Loi sur le soulagement de la déportation des Asiatiques du Sud-Est

Titre complet:
Loi de 2026 sur le soulagement de la déportation des Asiatiques du Sud-Est

Résumé#

Ce projet de loi, la Loi de 2026 sur le soulagement de la déportation des Asiatiques du Sud-Est, mettrait fin à la détention et à l'expulsion des non-citoyens qui sont des ressortissants du Cambodge, du Laos ou du Vietnam s'ils sont entrés aux États-Unis le 1er janvier 2008 ou avant et ont vécu ici de manière continue depuis cette entrée. Le Département de la sécurité intérieure (DHS) devrait accorder à ces personnes des autorisations de travail valables pendant cinq ans, renouvelables un nombre illimité de fois.
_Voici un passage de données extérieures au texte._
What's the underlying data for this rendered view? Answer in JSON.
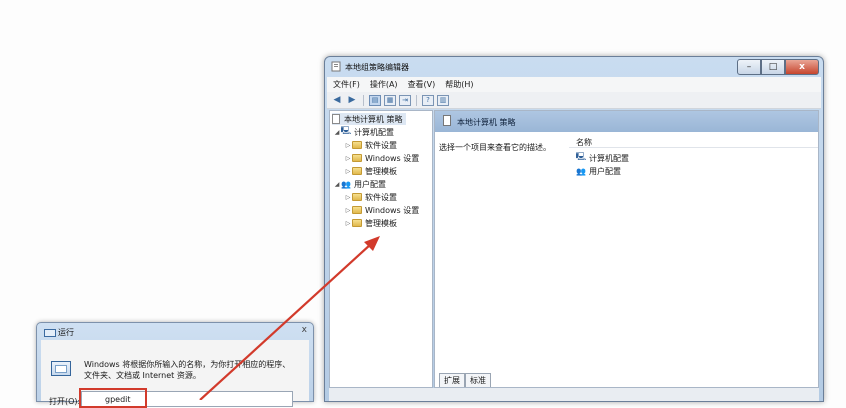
{
  "gp_window": {
    "title": "本地组策略编辑器",
    "buttons": {
      "minimize": "–",
      "maximize": "□",
      "close": "x"
    },
    "menu": [
      "文件(F)",
      "操作(A)",
      "查看(V)",
      "帮助(H)"
    ],
    "tree": {
      "root": "本地计算机 策略",
      "computer_config": "计算机配置",
      "computer_children": [
        "软件设置",
        "Windows 设置",
        "管理模板"
      ],
      "user_config": "用户配置",
      "user_children": [
        "软件设置",
        "Windows 设置",
        "管理模板"
      ]
    },
    "right_pane": {
      "header": "本地计算机 策略",
      "description": "选择一个项目来查看它的描述。",
      "column_name": "名称",
      "items": [
        "计算机配置",
        "用户配置"
      ],
      "tabs": [
        "扩展",
        "标准"
      ]
    }
  },
  "run_dialog": {
    "title": "运行",
    "close": "x",
    "description_line1": "Windows 将根据你所输入的名称，为你打开相应的程序、",
    "description_line2": "文件夹、文档或 Internet 资源。",
    "open_label": "打开(O):",
    "input_value": "gpedit"
  },
  "colors": {
    "arrow": "#d23a2b",
    "header_blue": "#9ab6d6",
    "window_frame": "#b4cbe4"
  }
}
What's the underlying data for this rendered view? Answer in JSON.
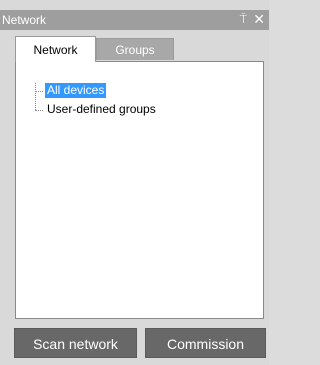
{
  "window": {
    "title": "Network",
    "pin_glyph": "⍑",
    "close_glyph": "✕"
  },
  "tabs": [
    {
      "label": "Network",
      "active": true
    },
    {
      "label": "Groups",
      "active": false
    }
  ],
  "tree": {
    "items": [
      {
        "label": "All devices",
        "selected": true
      },
      {
        "label": "User-defined groups",
        "selected": false
      }
    ]
  },
  "buttons": {
    "scan_label": "Scan network",
    "commission_label": "Commission"
  },
  "colors": {
    "selection": "#3399ff",
    "button_bg": "#686868",
    "titlebar_bg": "#9e9e9e"
  }
}
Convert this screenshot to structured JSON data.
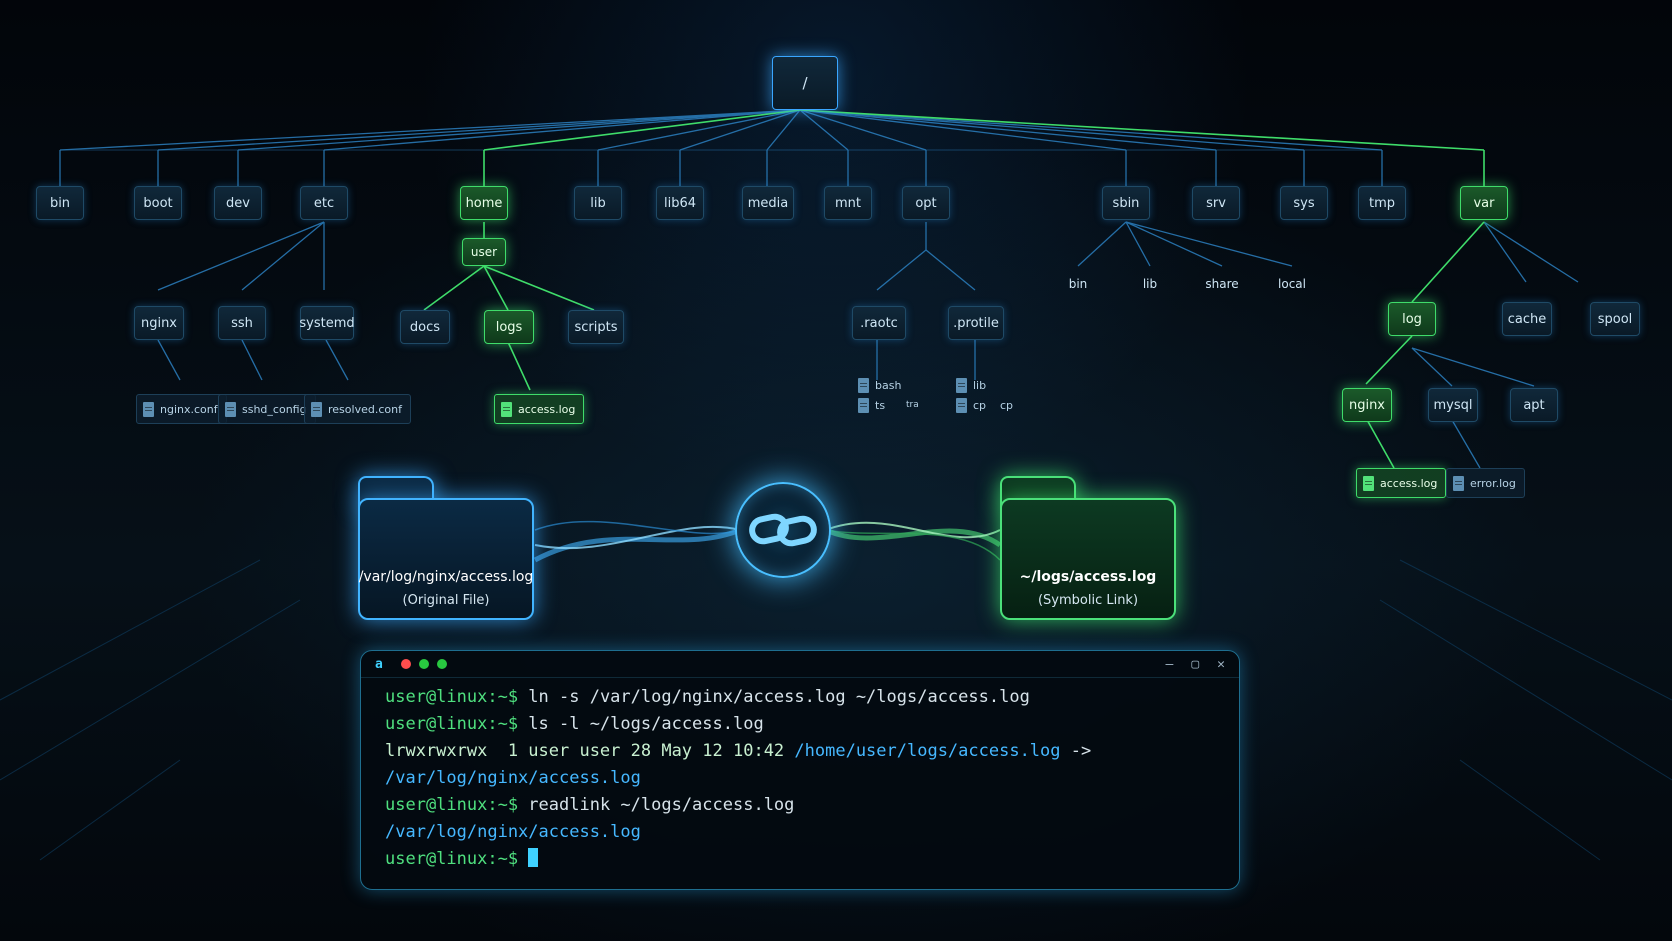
{
  "root": "/",
  "top_dirs": [
    "bin",
    "boot",
    "dev",
    "etc",
    "home",
    "lib",
    "lib64",
    "media",
    "mnt",
    "opt",
    "sbin",
    "srv",
    "sys",
    "tmp",
    "var"
  ],
  "etc_children": [
    "nginx",
    "ssh",
    "systemd"
  ],
  "etc_files": [
    "nginx.conf",
    "sshd_config",
    "resolved.conf"
  ],
  "home_child": "user",
  "user_children": [
    "docs",
    "logs",
    "scripts"
  ],
  "logs_file": "access.log",
  "opt_children": [
    ".raotc",
    ".protile"
  ],
  "opt_files": [
    "bash",
    "ts",
    "tra",
    "lib",
    "cp",
    "cp"
  ],
  "sbin_children": [
    "bin",
    "lib",
    "share",
    "local"
  ],
  "var_children": [
    "log",
    "cache",
    "spool"
  ],
  "log_children": [
    "nginx",
    "mysql",
    "apt"
  ],
  "var_files": [
    "access.log",
    "error.log"
  ],
  "original": {
    "path": "/var/log/nginx/access.log",
    "caption": "(Original File)"
  },
  "symlink": {
    "path": "~/logs/access.log",
    "caption": "(Symbolic Link)"
  },
  "colors": {
    "blue": "#41b4ff",
    "green": "#4be07a",
    "background": "#03070c"
  },
  "terminal": {
    "logo": "a",
    "window_controls": [
      "–",
      "▢",
      "✕"
    ],
    "l1_prompt": "user@linux:~$",
    "l1_cmd": " ln -s /var/log/nginx/access.log ~/logs/access.log",
    "l2_prompt": "user@linux:~$",
    "l2_cmd": " ls -l ~/logs/access.log",
    "l3_perm": "lrwxrwxrwx  1 user user 28 May 12 10:42 ",
    "l3_path": "/home/user/logs/access.log",
    "l3_arrow": " ->",
    "l4_target": "/var/log/nginx/access.log",
    "l5_prompt": "user@linux:~$",
    "l5_cmd": " readlink ~/logs/access.log",
    "l6_output": "/var/log/nginx/access.log",
    "l7_prompt": "user@linux:~$"
  }
}
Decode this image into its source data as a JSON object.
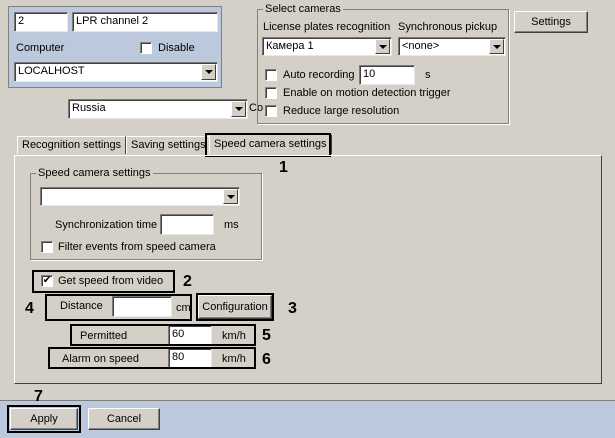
{
  "channel": {
    "number": "2",
    "name": "LPR channel 2"
  },
  "computer": {
    "label": "Computer",
    "value": "LOCALHOST",
    "disable_label": "Disable",
    "disable_checked": false
  },
  "region": {
    "value": "Russia",
    "truncated_label": "Co"
  },
  "select_cameras": {
    "legend": "Select cameras",
    "lpr_label": "License plates recognition",
    "lpr_value": "Камера 1",
    "sync_label": "Synchronous pickup",
    "sync_value": "<none>",
    "auto_recording_label": "Auto recording",
    "auto_recording_checked": false,
    "auto_recording_value": "10",
    "auto_recording_unit": "s",
    "motion_trigger_label": "Enable on motion detection trigger",
    "motion_trigger_checked": false,
    "large_res_label": "Reduce large resolution",
    "large_res_checked": false
  },
  "settings_button": "Settings",
  "tabs": [
    {
      "label": "Recognition settings",
      "active": false
    },
    {
      "label": "Saving settings",
      "active": false
    },
    {
      "label": "Speed camera settings",
      "active": true
    }
  ],
  "speed_camera": {
    "legend": "Speed camera settings",
    "camera_value": "",
    "sync_time_label": "Synchronization time",
    "sync_time_value": "",
    "sync_time_unit": "ms",
    "filter_label": "Filter events from speed camera",
    "filter_checked": false
  },
  "speed_from_video": {
    "label": "Get speed from video",
    "checked": true,
    "check_glyph": "✔"
  },
  "distance": {
    "label": "Distance",
    "value": "",
    "unit": "cm"
  },
  "configuration_button": "Configuration",
  "permitted": {
    "label": "Permitted",
    "value": "60",
    "unit": "km/h"
  },
  "alarm": {
    "label": "Alarm on speed",
    "value": "80",
    "unit": "km/h"
  },
  "footer": {
    "apply": "Apply",
    "cancel": "Cancel"
  },
  "callouts": [
    "1",
    "2",
    "3",
    "4",
    "5",
    "6",
    "7"
  ]
}
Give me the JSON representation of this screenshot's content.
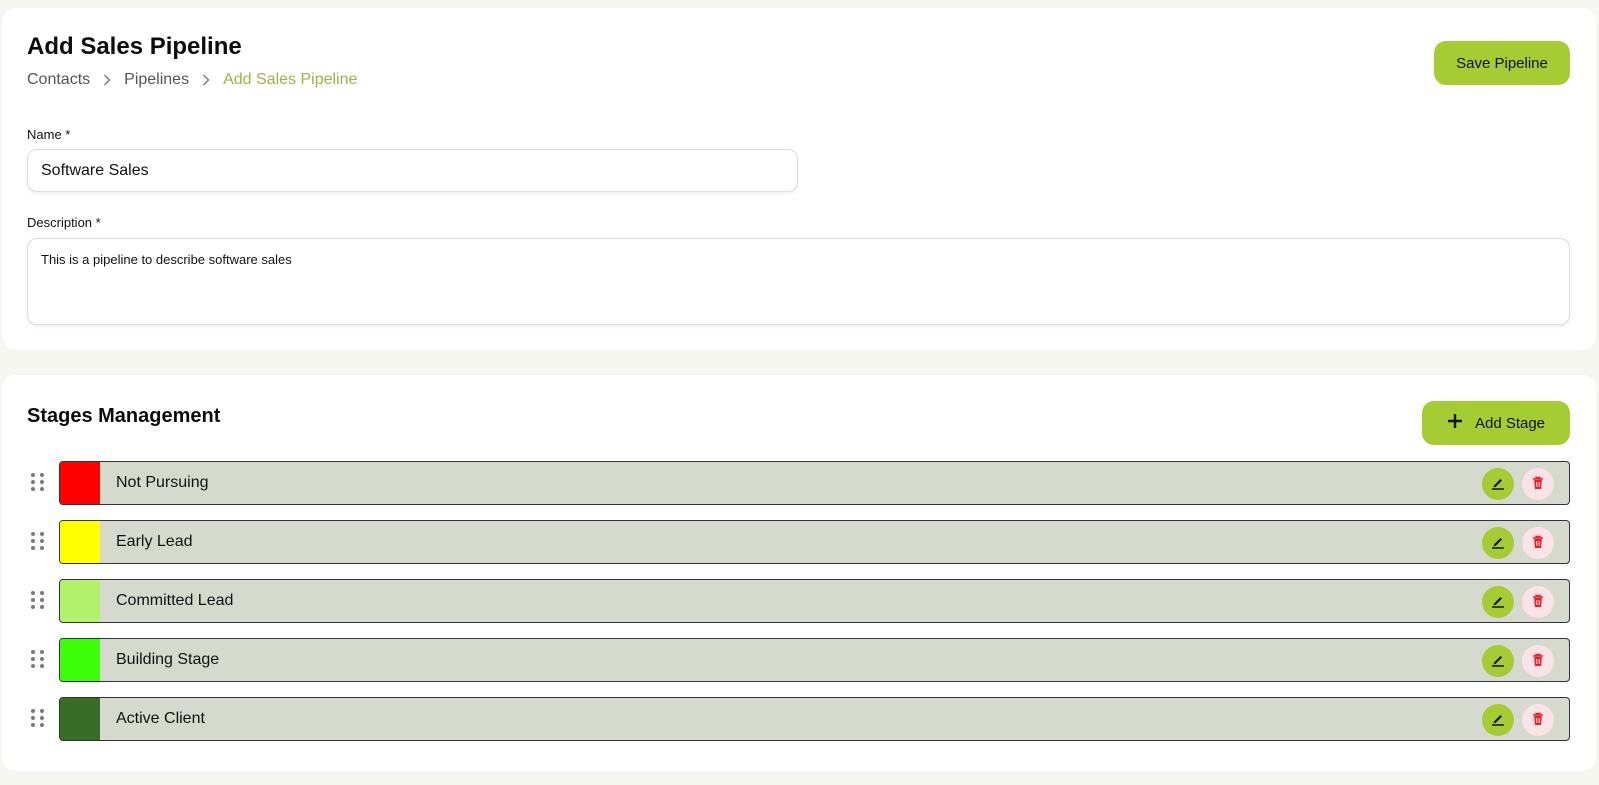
{
  "header": {
    "title": "Add Sales Pipeline",
    "breadcrumb": [
      "Contacts",
      "Pipelines",
      "Add Sales Pipeline"
    ],
    "save_label": "Save Pipeline"
  },
  "form": {
    "name_label": "Name *",
    "name_value": "Software Sales",
    "description_label": "Description *",
    "description_value": "This is a pipeline to describe software sales"
  },
  "stages": {
    "title": "Stages Management",
    "add_label": "Add Stage",
    "items": [
      {
        "label": "Not Pursuing",
        "color": "#ff0000"
      },
      {
        "label": "Early Lead",
        "color": "#ffff00"
      },
      {
        "label": "Committed Lead",
        "color": "#b3f06b"
      },
      {
        "label": "Building Stage",
        "color": "#3dff09"
      },
      {
        "label": "Active Client",
        "color": "#396d27"
      }
    ]
  },
  "colors": {
    "accent": "#a6cc33",
    "breadcrumb_active": "#9bb347",
    "stage_bar": "#d6d9ce",
    "delete_bg": "#fae3e6",
    "delete_icon": "#e0222a"
  }
}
Les personnes soumises à certaines ordonnances de supervision ne devraient pas avoir à se présenter en personne pour des contrôles périodiques plus souvent qu'une fois tous les cinq ans et pourraient se présenter virtuellement.

Le projet de loi exige également que le Procureur général accorde des motions pour rouvrir ou reconsidérer les cas d'expulsion pour les ressortissants du Cambodge, du Laos ou du Vietnam qui ont été ordonnés d'être expulsés, déportés, exclus ou partis avec un départ volontaire le 24 avril 1996 ou après et avant la date d'entrée en vigueur de la loi, s'ils montrent qu'ils auraient été protégés en vertu de cette loi. Le Procureur général doit annuler les ordonnances d'expulsion antérieures dans ces cas rouverts et traiter les personnes concernées comme si elles n'avaient pas été expulsées ou déportées à des fins d'immigration. Le DHS, en collaboration avec le Département d'État, doit fournir des documents de voyage et un transport payé par le gouvernement pour ramener les personnes éligibles aux États-Unis pour des procédures et les admettre ou les libérer sous caution. Le projet de loi exige que le DHS informe les personnes éligibles des nouvelles règles et de la manière de déposer des motions pour rouvrir.

Le projet de loi comprend des constatations qui décrivent l'implication historique des États-Unis au Cambodge, au Laos et au Vietnam, le grand nombre de réfugiés asiatiques du Sud-Est réinstallés aux États-Unis, et les préjudices communautaires à long terme tels que le traumatisme, la pauvreté et un pipeline de déportation affectant les Américains d'Asie du Sud-Est.

Ce que cela signifie pour vous#

  • Si vous êtes un ressortissant du Cambodge, du Laos ou du Vietnam qui est entré aux États-Unis le 1er janvier 2008 ou avant et a vécu ici de manière continue, vous ne pourriez pas être détenu ou expulsé en vertu de cette loi. Vous seriez éligible à une autorisation de travail renouvelable valable pendant cinq ans.
  • Si vous avez été ordonné d'être expulsé, déporté, exclu ou êtes parti sous départ volontaire entre le 24 avril 1996 et la date d'entrée en vigueur de la loi et êtes un ressortissant du Cambodge, du Laos ou du Vietnam, vous pouvez déposer une motion pour rouvrir ou reconsidérer votre cas. Si vous répondez aux critères du projet de loi, votre ordonnance d'expulsion antérieure serait annulée et traitée comme si elle n'avait pas eu lieu.
  • Le DHS doit informer les personnes qu'il peut identifier de ces droits et de la manière de déposer des demandes pour rouvrir des cas.

Dépenses#

  • Le projet de loi exige que le DHS, en coordination avec le Département d'État, fournisse des documents de voyage et un transport payé par le gouvernement pour que les personnes éligibles retournent aux États-Unis pour des procédures rouverts. C'est une dépense gouvernementale explicite.
  • Le projet de loi n'inclut pas d'estimation globale des coûts ou d'autres chiffres de financement spécifiques. Aucune information disponible publiquement sur les coûts totaux attendus n'est incluse dans le texte du projet de loi.

Point de vue des partisans#

  • Les constatations et le texte du projet de loi montrent que les partisans souhaitent protéger les résidents asiatiques du Sud-Est à long terme qui sont venus en tant que réfugiés ou colons et qui font face à la déportation. Il présente la mesure comme une réponse à l'implication historique des États-Unis au Cambodge, au Laos et au Vietnam et aux préjudices subis par ces communautés, y compris le traumatisme et les obstacles à l'intégration. Les partisans voient la réouverture des cas passés, l'arrêt des expulsions pour les résidents à long terme spécifiés, et la fourniture d'autorisations de travail et d'avis comme des remèdes.

Point de vue des opposants#

Aucune information disponible publiquement.